Besides EMT, flawed apoptosis of tumor cells was also one pivotal account for incremental chemo-resistance of neoplastic cells.33 As illustrated by Figure 3A,B, knockout of MALAT-1 could significantly attenuate the multiplication capacity of LSCC cell lines, and apoptosis of the LSCC cells was promoted when MALAT1 was silenced (Figure 3C). Hence, MALAT-1 was extrapolated to improve drug-tolerance of LSCC cells through repressing apoptosis of cancer cells. Virtually, the pro-multiplication and anti-apoptosis function of MALAT1 was also discoverable in other cancer cells (eg hepatocellular carcinoma and osteosarcoma),34, 35 yet whether MALAT1 acted on identical signaling pathways in distinct neoplasms entailed further evidences.
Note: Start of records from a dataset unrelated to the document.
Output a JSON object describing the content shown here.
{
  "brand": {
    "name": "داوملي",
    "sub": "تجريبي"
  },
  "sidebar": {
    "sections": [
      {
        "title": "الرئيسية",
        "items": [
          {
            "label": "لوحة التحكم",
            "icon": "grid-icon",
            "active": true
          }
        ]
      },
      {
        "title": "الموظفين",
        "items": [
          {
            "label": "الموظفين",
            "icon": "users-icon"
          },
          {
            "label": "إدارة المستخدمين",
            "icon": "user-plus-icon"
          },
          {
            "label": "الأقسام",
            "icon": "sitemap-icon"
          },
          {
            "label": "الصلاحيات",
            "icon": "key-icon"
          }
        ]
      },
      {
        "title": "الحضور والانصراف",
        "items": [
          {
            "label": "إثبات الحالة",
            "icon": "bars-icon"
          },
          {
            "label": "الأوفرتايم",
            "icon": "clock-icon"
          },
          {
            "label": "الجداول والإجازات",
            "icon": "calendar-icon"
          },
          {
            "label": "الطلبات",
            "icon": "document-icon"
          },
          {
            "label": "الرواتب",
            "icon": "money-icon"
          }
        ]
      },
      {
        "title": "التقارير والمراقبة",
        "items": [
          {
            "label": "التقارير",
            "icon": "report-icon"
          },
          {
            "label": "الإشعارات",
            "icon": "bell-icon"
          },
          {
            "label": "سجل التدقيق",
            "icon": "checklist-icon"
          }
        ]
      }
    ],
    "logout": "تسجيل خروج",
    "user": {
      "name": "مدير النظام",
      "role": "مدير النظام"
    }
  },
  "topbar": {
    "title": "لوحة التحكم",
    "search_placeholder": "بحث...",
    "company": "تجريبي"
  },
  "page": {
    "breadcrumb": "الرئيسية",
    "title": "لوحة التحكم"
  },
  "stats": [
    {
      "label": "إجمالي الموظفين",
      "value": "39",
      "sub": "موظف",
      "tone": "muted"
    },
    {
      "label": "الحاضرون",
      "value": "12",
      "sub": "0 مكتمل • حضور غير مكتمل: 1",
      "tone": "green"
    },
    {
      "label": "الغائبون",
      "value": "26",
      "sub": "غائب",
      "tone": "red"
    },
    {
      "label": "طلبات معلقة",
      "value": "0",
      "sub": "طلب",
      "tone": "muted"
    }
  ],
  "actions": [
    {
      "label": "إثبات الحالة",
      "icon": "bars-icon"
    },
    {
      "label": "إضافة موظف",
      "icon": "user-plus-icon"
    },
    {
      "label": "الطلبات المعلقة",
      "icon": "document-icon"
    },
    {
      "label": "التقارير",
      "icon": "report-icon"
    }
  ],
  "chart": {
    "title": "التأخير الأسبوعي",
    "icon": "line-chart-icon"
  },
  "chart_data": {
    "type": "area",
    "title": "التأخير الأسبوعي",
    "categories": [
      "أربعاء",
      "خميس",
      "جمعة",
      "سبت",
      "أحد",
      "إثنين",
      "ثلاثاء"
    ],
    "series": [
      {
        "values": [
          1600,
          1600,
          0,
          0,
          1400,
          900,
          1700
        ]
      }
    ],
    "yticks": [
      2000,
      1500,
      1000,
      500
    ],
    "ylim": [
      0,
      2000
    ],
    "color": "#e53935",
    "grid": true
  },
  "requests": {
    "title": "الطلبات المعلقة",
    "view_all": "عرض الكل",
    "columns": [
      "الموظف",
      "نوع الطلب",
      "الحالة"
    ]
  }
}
All in all, this investigation identified the likelihood that MALAT1 could contribute to incremental chemo-resistance of LSCC by boosting proliferation and EMT of tumor cells. Nevertheless, several points could impair the reliability of conclusions drawn from this investigation. For instance, the size of clinical specimens utilized here was finite, which might fail to expose the full-sided relevance of MALAT1 to LSCC development. Also, merely a Chinese crowd was concentrated on here, so it was risky to apply these results into people of other ethnicities. Furthermore, the impacts of MALAT1 on chemo-sensitivity inherent in LSCC could be reflected more vividly, if mice models of LSCC were established. Last but not least, miRNAs sponged by MALAT1, such as miR-1,9 should also be intensively studied, which could perfect the lncRNA-miRNA network that accounted for LSCC deterioration.